[Footnote 32: The Polynesians, like the ancient Hebrews, practiced circumcision with strict ceremonial observances.]
[Footnote 33: The gods invoked by Aiwohikupua are not translated with certainty, but they evidently represent such forces of the elements as we see later belong among the family deities of the Aiwohikupua household. Prayer as an invocation to the gods who are called upon for help is one of the most characteristic features of native ritual, and the termination amama, generally accompanied by the finishing phrases ua noa, “it is finished,” and lele wale aku la, “flown away,” is genuine Polynesian. Literally mama means “to chew,” but not for the purpose of swallowing like food, but to spit out of the mouth, as in the preparation of awa. The term may therefore, authorities say, be connected with the ceremonial chewing of awa in the ritualistic invocations to the gods. A similar prayer quoted by Gill (Myths and Songs, 120) he ascribes to the antiquity of the story.]
[Footnote 34: The laau palau, literally “wood-that-cuts,” which Wise translates “war club,” has not been identified on Hawaii in the Bishop Museum, but is described from other groups. Gill, from the Hervey Islands, calls it a sharpened digging stick, used also as a weapon. The gigantic dimensions of these sticks and their appellations are emphasized in the hero tales.]
[Footnote 35: The Hawaiian cloak or kihei is a large square, 2 yards in size, made of bark cloth worn over the shoulders and joined by two corners on one side in a knot.]
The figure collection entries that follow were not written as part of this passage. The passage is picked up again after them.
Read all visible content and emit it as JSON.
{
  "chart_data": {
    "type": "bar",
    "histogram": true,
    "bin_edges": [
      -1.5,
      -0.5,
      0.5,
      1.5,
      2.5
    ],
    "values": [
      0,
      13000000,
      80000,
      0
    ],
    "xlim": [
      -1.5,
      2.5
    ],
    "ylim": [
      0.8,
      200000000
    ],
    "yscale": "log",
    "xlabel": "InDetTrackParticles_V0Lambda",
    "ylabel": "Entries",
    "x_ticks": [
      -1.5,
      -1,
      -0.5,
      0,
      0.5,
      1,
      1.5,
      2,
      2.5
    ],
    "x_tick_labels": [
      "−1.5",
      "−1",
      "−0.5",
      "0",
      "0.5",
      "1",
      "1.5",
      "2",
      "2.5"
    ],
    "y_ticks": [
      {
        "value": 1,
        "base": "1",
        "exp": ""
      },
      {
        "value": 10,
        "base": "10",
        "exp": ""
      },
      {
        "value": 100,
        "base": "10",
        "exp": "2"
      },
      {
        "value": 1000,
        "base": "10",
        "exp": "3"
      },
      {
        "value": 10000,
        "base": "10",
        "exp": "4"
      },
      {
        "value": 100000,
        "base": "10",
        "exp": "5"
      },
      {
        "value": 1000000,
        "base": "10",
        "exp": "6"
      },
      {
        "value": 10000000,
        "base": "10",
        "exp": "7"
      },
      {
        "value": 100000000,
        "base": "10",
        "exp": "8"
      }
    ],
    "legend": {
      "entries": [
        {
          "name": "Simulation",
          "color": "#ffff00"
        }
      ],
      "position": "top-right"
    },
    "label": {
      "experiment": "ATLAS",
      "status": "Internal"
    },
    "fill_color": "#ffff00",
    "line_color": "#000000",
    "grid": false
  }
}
[Footnote 36: The meaning of the idiomatic boast he lala kamahele no ka laau ku i ka pali is uncertain. I take it to be a punning reference to the Pali family from whom the chief sprang, but it may simply be a way of saying “I am a very high chief.” Kamahele is a term applied to a favorite and petted child, as, in later religious apostrophe, to Christ himself.]
CHAPTER VI
[Footnote 37: The puloulou is said to have been introduced by Paao some five hundred years ago, together with the ceremonial taboo of which it is the symbol. Since for a person of low rank to approach a sacred place or person was death to the intruder, it was necessary to guard against accidental offences by the use of a sign. The puloulou consisted of a ball-shaped bundle of white bark cloth attached to the end of a staff. This symbol is to be seen represented upon the Hawaiian coat of arms; and Kalakaua’s puloulou, a gilded wooden ball on the end of a long staff, is preserved in the Bishop Museum.]
[Footnote 38: Long life was the Polynesian idea of divine blessing. Of Kualii the chanter boasts that he “lived to be carried to battle in a net.” The word is kaikoko, “to carry on the back in a net,” as in the case of old and feeble persons. Polynesian dialects contain a full vocabulary of age terms from infancy to old age.]